Economics & Trade Policy Politics and Governance

Catalonia’s referendum, a global example of Democracy

Last Sunday November 9, the Catalan government hosted a non-binding referendum on Catalonia independence from Spain. More than 2.3 out of the 7.5 million Catalans turned out and 81% voted in favor of independence. The Spanish government refuses to recognize the poll, leaving a heavy political gridlock at stake.

Catalonia is not a lone star in the separatist sky. In Spain, the Basque Country historically has had a greater visibility given the actions of the E.T.A, an armed separatist organization. Nor is Catalonia alone in Europe, where countries like Belgium, United Kingdom, France and Italy, not to mention Ukraine and the Balkans, face various separatist or regionalist movements. Spain, like most European countries, is a state where there is not a single, unique, identifiable nation. Spain has multiple overlapping identities with a great diversity of languages, cultural traditions, backgrounds and perspectives.

Contrary to the Scotland referendum in September, where UK Prime Minister David Cameron authorized a binding referendum, Spanish Prime Minister Mariano Rajoy refused any dialogue or agreement regarding Catalonian independence. But Catalonia claimed democracy with democratic instruments to solve its territorial problem.

Back in 2010, Catalans reviewed its Statute of Autonomy in an attempt to get more competences from the central government. However, the Spanish Constitutional Court declared unlawful some key articles referred to the justice system, financial authority and the definition of Catalonia as a nation. After that judgment, political and social self-determination movements started to rise and build on a snowball strategy to ask a referendum on Catalonian independence.

In May 2010, approximately one million people demonstrated against the Spanish Constitutional Court’s decision. On September 11 2012, the Catalan national day, 1.5 million people took to the streets of Barcelona. A year later, 1.6 million people participated in a 250-mile walk throughout the territory of Catalonia, requesting the government to call on a referendum. By 2013, the idea of “I want to vote” and “I want to decide” was well spread and supported by the majority of the population.  In September 2014, 1.8 million people gathered in Barcelona demanding the right of self-determination to be exercised in 2014.

The Spanish conservative government and the unionist parties (including the social-democrat party, PSOE) ignored Catalans’ demands and requests for dialog.

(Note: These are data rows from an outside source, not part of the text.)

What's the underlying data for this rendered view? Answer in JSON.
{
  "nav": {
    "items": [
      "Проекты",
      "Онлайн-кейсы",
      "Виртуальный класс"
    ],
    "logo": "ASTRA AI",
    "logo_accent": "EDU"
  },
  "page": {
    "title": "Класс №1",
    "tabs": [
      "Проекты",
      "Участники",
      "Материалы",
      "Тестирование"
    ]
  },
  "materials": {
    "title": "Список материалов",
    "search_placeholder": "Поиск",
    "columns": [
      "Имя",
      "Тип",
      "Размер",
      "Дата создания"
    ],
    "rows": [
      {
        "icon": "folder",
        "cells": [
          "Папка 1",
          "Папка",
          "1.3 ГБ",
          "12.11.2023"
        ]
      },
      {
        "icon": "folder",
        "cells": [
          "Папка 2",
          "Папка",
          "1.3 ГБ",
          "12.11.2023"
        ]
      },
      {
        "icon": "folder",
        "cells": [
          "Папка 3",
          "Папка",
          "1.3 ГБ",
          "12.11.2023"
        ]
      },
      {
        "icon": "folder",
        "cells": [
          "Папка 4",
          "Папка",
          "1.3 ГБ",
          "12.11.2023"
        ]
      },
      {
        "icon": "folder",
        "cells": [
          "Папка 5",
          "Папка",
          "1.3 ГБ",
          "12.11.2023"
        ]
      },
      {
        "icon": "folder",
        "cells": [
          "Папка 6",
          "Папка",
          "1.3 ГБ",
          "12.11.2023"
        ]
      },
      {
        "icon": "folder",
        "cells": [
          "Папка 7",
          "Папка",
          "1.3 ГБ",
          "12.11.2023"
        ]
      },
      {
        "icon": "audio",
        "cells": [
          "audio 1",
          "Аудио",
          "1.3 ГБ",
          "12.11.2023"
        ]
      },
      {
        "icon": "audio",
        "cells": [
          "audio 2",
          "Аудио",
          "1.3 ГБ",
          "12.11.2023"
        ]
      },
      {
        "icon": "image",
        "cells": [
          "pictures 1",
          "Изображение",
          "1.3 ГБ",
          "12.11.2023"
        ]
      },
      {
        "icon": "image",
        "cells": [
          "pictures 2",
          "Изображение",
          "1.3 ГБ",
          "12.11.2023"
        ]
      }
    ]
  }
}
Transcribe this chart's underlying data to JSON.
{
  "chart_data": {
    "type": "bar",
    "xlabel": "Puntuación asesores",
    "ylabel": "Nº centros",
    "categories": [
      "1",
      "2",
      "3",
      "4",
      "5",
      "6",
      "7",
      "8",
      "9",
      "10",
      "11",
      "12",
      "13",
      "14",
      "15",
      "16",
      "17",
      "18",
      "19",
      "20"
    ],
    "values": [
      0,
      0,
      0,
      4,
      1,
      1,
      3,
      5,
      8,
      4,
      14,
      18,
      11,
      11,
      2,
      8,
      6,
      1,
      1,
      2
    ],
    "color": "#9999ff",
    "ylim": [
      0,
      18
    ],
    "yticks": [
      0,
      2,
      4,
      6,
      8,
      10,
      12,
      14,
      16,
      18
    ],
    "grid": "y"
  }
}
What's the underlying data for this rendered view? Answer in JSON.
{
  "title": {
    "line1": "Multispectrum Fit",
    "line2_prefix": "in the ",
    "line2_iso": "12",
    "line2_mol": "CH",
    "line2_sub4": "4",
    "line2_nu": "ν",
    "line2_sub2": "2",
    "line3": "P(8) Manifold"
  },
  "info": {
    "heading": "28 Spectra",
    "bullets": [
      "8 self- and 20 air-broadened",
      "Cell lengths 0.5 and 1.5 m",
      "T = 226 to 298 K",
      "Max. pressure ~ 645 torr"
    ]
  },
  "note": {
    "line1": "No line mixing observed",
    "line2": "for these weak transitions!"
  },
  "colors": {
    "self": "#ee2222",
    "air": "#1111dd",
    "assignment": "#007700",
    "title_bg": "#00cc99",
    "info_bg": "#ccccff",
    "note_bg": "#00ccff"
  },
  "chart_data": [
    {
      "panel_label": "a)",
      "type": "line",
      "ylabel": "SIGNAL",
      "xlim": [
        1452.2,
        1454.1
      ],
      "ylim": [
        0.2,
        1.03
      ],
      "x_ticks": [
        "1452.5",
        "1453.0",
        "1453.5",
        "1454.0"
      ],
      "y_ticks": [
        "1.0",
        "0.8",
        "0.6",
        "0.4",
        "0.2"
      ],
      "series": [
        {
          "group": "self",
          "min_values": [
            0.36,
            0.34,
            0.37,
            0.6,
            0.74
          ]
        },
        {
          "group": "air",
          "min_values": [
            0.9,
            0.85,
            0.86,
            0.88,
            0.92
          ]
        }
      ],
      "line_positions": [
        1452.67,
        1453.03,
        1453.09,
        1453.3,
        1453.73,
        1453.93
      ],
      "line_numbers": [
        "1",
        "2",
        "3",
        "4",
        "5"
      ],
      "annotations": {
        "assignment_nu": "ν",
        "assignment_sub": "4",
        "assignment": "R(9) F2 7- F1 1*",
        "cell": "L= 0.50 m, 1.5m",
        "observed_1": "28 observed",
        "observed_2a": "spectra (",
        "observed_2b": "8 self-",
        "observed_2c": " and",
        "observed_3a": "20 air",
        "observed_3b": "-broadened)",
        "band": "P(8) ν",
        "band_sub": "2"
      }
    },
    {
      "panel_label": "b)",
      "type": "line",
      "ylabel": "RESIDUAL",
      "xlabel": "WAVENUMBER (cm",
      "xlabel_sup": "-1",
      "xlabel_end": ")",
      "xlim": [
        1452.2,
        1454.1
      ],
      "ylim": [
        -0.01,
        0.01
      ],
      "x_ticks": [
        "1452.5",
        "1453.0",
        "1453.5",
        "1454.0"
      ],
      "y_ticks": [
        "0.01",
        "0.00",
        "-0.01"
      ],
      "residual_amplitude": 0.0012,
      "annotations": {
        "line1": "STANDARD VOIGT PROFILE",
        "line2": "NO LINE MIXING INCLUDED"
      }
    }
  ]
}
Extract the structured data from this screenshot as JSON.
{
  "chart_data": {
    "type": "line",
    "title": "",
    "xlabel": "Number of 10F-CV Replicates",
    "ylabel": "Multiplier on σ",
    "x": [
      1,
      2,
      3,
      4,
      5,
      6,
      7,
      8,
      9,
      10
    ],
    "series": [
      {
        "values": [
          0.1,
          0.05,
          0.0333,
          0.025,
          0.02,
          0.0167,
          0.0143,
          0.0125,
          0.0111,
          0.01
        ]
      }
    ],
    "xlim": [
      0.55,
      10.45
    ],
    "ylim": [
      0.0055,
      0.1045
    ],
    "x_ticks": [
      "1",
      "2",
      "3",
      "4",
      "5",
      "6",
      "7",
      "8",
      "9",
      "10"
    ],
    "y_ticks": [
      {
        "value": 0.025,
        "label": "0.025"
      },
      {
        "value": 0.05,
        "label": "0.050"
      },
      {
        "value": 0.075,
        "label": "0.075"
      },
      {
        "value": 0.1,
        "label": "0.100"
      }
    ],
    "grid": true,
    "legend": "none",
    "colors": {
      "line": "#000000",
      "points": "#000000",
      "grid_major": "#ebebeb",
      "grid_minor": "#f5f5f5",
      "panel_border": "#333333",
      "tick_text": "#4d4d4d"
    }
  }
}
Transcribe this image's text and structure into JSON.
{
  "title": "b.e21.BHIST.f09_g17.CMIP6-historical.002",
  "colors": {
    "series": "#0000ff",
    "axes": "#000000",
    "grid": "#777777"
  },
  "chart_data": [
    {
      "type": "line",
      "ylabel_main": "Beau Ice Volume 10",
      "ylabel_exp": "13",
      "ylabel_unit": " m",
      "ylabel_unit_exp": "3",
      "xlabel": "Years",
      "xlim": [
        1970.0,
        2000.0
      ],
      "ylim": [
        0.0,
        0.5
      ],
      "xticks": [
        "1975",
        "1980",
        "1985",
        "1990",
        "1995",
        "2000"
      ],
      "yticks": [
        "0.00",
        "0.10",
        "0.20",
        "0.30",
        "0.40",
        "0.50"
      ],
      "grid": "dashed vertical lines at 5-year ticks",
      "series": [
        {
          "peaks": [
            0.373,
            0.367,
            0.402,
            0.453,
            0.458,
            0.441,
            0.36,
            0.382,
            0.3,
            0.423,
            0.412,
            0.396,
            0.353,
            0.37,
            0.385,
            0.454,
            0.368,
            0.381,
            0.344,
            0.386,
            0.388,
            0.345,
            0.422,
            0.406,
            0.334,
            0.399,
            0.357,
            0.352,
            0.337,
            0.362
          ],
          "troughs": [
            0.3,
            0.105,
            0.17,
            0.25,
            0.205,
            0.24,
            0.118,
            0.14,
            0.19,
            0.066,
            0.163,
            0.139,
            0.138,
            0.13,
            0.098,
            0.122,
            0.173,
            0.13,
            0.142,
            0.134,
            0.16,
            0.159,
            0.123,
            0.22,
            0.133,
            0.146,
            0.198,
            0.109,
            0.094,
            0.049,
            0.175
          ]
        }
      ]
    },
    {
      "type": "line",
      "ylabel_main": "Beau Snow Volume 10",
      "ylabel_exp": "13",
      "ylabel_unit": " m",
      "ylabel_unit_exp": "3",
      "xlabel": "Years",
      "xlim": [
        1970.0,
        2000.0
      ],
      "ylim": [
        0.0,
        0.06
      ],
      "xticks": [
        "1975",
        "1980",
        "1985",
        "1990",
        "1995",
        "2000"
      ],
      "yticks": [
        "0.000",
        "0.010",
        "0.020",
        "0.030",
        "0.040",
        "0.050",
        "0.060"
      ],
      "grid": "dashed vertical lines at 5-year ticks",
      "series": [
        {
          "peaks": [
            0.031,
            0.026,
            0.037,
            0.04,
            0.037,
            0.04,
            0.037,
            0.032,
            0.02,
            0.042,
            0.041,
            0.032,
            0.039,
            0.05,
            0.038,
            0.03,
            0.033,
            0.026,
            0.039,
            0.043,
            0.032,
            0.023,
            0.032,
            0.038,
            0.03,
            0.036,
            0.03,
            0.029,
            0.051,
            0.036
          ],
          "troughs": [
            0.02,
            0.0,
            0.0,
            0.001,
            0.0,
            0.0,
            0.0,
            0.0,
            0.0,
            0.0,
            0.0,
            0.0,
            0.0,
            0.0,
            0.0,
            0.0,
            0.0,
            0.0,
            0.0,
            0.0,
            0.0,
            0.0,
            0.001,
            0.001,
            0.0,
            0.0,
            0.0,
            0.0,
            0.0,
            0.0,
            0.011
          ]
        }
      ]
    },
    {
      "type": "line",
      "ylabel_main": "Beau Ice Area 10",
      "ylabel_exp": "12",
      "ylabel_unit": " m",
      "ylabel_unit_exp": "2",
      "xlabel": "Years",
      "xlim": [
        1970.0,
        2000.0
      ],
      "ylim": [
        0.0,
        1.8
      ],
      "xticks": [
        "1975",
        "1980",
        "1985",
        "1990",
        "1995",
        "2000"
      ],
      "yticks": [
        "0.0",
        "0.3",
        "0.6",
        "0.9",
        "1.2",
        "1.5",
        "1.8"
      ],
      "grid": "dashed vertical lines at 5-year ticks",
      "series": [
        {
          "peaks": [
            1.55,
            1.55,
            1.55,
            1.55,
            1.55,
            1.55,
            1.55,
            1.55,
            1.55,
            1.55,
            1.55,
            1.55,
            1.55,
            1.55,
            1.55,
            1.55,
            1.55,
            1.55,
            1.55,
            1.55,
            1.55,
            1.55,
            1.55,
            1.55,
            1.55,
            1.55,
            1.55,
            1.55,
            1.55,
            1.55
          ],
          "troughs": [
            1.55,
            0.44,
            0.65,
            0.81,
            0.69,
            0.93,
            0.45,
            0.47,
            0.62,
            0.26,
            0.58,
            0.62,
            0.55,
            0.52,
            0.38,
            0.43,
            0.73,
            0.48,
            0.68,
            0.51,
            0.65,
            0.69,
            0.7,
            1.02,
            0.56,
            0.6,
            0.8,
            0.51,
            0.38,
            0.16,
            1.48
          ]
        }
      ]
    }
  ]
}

In response, President Mas called for a non-binding referendum under Catalan law. However, the Spanish Constitutional Court suspended the Catalan referendum law, leaving a legal vacuum on how to proceed under the existing legal framework.

Catalonia is one of the wealthiest regions in Spain. Nevertheless, there is a 20% unemployment rate, leaving a significant portion of the population facing the risk of poverty. Social unrest is pervasive among social classes and age groups. In Barcelona, there are daily demonstrations against austerity programs and political corruption. The Spanish government’s dismissive attitude towards Catalan self-determination only adds to the political climate of anger and disillusion.

President Mas decided to continue with the referendum despite the Constitutional Court suspension.  As a result, the referendum became a political and social statement of the willingness of the Catalan people to truly exercise their rights and live in their sovereign democracy.

Catalonia as a nation has the political right to decide democratically on its future. The Popular Party and the PSOE are avoiding a political battle exploiting the Spanish Constitution, a text adopted in 1978 after the Franco dictatorship. Because the text does not reflect fully the reality of the country, it is illegitimate. Democracy should be a dynamic system where laws and constitutions are reformed to fit new realities and the desire of the majority is heard.

Catalans had a referendum, albeit a non-binding one, but with significant participation.  The Spanish government must find a political and democratic solution that answers Catalan demand. A binding referendum where Catalan people can decide their own future is the only democratic solution that respects the right of a nation to self-determination.